Scott Baker, Director of Systems Engineering and Operations, Eventbrite
Scott is buzzing through a history of datacenter building and love. However, he’s learned to love the cloud. A favorite point of the crowd is “To have agile development, you need to have agile operations”. The cloud, according to Scott, provides agile operations.
Oriol Vinyals, PhD Student, UC Berkeley, Microsoft Research Fellow: Building the Overmind: AI and Cloud Computing
Oriol is looking at artificial intelligence, Starcraft and the Cloud. Starcraft, according to Oriol, is a strategy game. To win, you need to gather resources, produce units and attack your opponent. Starcraft, apparently, is a good AI problem to solve.
Challenges: long horizon, concurrent, partially observable (don’t see the complete board), and real-time.
Connections to cloud computing: resources, tasks, opponents & weapons (users & servers).
Oriol shows videos of swarms and defenders responding, you can see parallels to cloud computing and effective management of resources.
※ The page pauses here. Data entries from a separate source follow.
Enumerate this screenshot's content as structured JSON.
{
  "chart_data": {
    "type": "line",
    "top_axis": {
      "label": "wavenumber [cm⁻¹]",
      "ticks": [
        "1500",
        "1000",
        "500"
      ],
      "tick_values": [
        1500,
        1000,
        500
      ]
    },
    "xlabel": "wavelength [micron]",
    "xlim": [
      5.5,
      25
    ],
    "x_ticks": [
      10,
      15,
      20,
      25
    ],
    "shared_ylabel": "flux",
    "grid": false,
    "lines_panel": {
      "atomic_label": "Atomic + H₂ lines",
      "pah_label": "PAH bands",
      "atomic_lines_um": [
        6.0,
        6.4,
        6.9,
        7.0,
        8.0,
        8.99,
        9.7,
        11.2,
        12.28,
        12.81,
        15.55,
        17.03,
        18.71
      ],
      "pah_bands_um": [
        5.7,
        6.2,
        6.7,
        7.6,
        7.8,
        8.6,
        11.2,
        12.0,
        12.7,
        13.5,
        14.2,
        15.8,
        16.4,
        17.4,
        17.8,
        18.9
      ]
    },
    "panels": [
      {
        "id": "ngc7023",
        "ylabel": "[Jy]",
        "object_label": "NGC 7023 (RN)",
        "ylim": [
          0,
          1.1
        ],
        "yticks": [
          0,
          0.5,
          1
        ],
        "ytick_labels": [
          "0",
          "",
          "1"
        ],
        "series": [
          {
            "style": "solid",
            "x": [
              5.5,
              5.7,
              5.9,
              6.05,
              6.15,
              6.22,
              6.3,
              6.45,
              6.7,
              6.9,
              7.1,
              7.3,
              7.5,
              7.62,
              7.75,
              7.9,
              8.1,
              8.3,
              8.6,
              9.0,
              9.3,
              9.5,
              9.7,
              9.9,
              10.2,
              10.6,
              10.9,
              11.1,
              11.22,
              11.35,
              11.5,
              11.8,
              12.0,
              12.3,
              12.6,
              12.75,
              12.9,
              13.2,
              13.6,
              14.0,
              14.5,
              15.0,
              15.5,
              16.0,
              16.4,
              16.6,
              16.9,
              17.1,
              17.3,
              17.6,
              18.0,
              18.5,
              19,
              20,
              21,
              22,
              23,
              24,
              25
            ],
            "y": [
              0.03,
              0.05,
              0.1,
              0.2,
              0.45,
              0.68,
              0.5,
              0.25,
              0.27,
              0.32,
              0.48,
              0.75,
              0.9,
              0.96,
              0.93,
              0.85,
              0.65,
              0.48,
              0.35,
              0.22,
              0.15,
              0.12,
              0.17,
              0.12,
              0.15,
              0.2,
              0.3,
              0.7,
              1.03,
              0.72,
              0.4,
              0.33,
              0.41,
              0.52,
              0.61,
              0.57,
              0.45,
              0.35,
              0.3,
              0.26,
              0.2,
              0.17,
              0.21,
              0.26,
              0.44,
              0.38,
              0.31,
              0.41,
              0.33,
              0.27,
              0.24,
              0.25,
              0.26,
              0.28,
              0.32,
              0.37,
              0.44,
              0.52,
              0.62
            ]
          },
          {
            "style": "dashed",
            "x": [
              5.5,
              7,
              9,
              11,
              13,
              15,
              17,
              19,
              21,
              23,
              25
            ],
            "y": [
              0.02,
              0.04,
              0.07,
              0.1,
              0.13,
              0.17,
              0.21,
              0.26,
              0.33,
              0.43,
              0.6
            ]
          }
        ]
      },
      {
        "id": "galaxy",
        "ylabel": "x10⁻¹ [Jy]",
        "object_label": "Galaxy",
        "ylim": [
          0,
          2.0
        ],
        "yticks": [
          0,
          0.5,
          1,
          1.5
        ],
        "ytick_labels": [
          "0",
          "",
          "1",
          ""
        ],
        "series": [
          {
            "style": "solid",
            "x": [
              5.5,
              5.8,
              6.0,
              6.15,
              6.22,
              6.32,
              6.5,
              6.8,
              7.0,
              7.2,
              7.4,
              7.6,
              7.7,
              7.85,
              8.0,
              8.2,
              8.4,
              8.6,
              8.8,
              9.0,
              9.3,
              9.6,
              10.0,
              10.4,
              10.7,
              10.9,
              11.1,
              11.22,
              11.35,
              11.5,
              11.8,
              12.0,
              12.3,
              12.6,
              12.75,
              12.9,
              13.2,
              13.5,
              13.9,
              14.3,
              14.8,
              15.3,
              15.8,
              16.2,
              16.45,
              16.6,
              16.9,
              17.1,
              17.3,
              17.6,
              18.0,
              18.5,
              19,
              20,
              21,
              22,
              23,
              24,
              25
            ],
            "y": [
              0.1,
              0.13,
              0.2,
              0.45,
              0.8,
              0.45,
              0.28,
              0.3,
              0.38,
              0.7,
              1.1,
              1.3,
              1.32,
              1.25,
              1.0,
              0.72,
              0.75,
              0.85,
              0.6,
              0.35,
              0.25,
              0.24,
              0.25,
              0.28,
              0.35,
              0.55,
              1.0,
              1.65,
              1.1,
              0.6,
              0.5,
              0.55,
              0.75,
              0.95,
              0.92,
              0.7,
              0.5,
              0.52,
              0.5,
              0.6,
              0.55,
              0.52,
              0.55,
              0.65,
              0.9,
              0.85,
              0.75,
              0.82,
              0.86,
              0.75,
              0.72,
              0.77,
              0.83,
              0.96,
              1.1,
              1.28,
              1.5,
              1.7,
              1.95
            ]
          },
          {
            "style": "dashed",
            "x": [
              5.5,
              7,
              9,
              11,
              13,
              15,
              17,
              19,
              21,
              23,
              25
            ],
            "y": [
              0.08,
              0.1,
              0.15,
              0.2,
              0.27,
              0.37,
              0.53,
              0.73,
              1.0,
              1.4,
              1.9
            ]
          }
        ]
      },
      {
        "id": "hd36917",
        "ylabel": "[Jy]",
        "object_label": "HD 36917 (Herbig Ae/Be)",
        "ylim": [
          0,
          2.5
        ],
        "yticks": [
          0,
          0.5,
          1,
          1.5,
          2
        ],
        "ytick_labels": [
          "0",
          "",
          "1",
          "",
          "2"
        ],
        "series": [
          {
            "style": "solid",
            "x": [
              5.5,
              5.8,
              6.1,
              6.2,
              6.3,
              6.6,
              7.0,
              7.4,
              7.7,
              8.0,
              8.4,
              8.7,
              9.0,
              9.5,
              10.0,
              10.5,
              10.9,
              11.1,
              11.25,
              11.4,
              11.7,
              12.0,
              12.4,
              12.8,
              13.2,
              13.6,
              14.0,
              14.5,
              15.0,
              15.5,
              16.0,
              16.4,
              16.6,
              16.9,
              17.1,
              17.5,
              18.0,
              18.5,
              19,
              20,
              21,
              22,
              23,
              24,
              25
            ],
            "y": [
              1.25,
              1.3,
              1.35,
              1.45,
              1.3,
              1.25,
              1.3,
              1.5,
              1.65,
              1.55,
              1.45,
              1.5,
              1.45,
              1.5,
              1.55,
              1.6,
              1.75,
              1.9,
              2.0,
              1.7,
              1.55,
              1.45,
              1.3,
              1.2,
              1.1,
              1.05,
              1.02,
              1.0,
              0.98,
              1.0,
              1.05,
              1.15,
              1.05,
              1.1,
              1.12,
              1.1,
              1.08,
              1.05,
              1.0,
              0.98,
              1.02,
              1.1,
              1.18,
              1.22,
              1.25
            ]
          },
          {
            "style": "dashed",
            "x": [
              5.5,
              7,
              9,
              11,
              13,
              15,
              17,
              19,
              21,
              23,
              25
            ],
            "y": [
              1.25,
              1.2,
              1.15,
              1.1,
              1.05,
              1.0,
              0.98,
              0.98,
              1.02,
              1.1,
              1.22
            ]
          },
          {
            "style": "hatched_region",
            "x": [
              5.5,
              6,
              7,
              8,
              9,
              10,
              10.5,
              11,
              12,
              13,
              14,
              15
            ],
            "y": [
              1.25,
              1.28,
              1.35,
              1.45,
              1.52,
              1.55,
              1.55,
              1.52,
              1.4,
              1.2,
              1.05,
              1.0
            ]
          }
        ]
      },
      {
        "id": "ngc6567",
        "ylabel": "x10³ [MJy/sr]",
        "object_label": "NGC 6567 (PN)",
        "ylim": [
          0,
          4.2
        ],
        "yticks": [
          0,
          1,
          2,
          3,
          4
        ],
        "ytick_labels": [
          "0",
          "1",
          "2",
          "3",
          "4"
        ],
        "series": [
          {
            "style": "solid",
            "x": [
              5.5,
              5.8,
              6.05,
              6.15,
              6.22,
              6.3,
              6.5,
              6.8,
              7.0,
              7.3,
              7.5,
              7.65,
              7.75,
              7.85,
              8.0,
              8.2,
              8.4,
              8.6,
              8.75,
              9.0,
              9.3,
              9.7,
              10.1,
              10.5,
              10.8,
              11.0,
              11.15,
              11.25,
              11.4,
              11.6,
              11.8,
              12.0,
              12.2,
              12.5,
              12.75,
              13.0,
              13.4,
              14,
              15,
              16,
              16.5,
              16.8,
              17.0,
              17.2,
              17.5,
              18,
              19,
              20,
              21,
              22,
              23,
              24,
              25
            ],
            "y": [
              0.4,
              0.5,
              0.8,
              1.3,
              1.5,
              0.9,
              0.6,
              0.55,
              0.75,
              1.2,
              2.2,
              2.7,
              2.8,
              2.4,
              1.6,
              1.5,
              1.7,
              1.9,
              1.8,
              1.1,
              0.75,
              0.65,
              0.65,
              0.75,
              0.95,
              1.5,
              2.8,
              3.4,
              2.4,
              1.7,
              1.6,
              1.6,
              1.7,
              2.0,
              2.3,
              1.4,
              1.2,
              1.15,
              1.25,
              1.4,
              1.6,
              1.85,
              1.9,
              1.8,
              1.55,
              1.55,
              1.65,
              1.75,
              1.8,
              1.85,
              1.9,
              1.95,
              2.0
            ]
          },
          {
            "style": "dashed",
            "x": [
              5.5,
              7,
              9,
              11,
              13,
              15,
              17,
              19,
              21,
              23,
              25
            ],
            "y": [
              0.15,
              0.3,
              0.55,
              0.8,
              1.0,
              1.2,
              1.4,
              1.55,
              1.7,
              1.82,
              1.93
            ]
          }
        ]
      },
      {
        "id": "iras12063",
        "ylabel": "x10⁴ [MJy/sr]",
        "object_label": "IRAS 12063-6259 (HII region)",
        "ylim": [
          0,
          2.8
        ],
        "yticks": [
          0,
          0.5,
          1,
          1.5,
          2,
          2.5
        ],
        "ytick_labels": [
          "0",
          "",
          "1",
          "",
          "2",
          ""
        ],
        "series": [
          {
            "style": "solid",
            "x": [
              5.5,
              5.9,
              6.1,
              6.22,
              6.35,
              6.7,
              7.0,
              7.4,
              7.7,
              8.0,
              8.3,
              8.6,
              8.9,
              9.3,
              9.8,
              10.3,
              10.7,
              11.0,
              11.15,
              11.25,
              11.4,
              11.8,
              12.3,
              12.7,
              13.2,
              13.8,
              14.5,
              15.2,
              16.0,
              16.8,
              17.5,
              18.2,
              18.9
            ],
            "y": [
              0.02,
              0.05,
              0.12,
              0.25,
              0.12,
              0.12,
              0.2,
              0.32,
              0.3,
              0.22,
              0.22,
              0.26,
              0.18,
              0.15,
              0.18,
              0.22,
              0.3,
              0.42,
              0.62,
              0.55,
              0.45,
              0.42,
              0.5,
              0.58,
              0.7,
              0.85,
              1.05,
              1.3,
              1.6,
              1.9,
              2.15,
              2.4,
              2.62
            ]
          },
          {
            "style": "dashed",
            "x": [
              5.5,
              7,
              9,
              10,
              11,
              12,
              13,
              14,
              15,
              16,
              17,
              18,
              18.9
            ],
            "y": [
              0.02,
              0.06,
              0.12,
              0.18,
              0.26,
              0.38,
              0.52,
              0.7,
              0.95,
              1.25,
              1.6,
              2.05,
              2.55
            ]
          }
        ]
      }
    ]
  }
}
Marvin Wheeler, Chief Strategy Officer, Terremark, on the Open Data center Alliance. From the website:
“The Open Data Center Alliance is an independent consortium comprised of leading global IT managers in a wide range of vertical segments, who have come together to provide a unified vision for long-term data center requirements.
In support of its mission, the Alliance is developing and delivering an Open Data Center Usage Model Roadmap, which defines Usage Model requirements to resolve key IT challenges and fulfill cloud infrastructure needs into the future. This vendor-agnostic roadmap serves as the foundation for member planning of future data center deployments, and relies on open, interoperable, industry-standard solutions.”
Marty Kagan, President and Co-Founder, Cedexis on Cloud Performance Data
Cloud Bakeoff: Amazon EC2, Google App Engine, Joyent, Rackspace and Windows Azure. Bitcurrent is publishing a study. EC2 East wins for HTTP request, but need to factor in request origin for best performance.
Neal Sample, Vice President, Architecture, Technology Product Management, Developer Program, eBay
Neal waled through models and curves on cloud bursting. eBay has moved from 2000 servers down to 800 servers, with excess requests bursting to the public cloud. By reducing infrastructure costs, eBay has been able to redirect that investment into business intelligence, providing additional value to the business.